Thank you very much for this summary of your thoughts. As I have written a summary about tolerance intervals myself, I compared your summary with mine. Here are some comments:
1. The "Odeh & Owen table" for the k-factor is only applicable, if we possess a
two-sided specification. For a one-sided specification limit we need to use different k-factors.
2. Tolerance intervals use a "frequentist" interpretation of "probability" (= non-Bayesian). This is why your statements such as
- “There’s a 90% probability that at least 95% of the population falls within [Sample Average ± 3.1 * (Sample StdDev)], and thus within the Specification Limits (the Design Input requirement)"
are difficult to understand. It is much simpler to state
- "We are 90% confident that at least 95% of the population falls within [...] specification.”
This statement is (a) mathematically exact, and (b) uses the wording from your table.
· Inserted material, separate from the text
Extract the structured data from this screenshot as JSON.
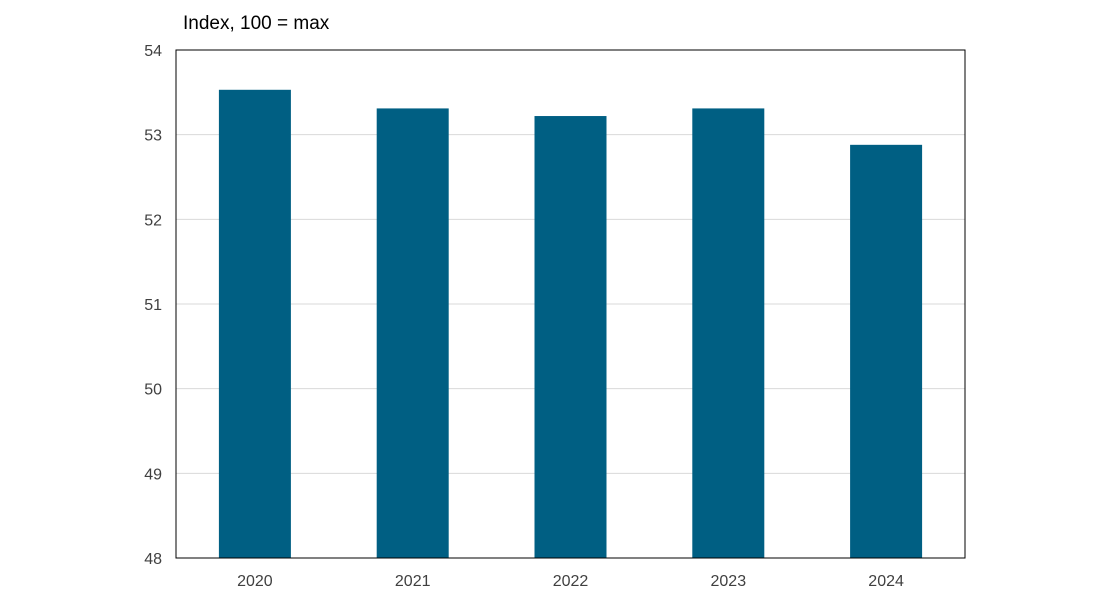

3. Wheeler's statements about the usage of the k-factors for non-normal distributions is just wrong. Although it is true that the normal distribution possesses the largest entropy (under commonly accepted assumptions), this statement is not true, if we allow for further conditions (such as considering only 90% of the population). To convince ourself, we just have to compare the tolerance intervals for a given {confidence, coverage} pair for (i) the normal distribution and (ii) Binomial distribution -- this was derived by Wilks. Although I doubt that many auditors are able to catch this mistake, I would not place a wrong statistical statement into a verification document.
4. You included the following sample size note:
- If, for example, one operator measured 5 parts, twice each, 10 datapoints are available for analysis as above (N=10).
To me this statement seems to be out of place. If we try to demonstrate (in OQ or PQ) that we are 90% confident that 95% of our generated products are within specification, it is
not enough to take n=5 parts, measure each part r=2 times, calculate the k-factor for the N=n*r=10 measurements, and check if it exceeds k=3.026. The measurements are not independent, which is an assumption of the tolerance interval. To use the critical k-factor k=3.026 for the (gamma=90%, P=95%,N=10) tolerance interval, we have to measure ten independent parts.
However, if our measurements uncertainty is large ("bad gauge"), it is mathematically acceptable to do the following:
i) take n=5 parts,
ii) measure each part r=2 times,
iii) calculate the average value for each part, {ybar_1, ..., ybar_5},
iv) calculate the k-factor of these five averages, and
v) accept the verification if k >= 4.142.
Although this is mathematically correct, auditors won't like this extra step of averaging. Thus, I would use this procedure only if it is hard/expensive to produce additional parts.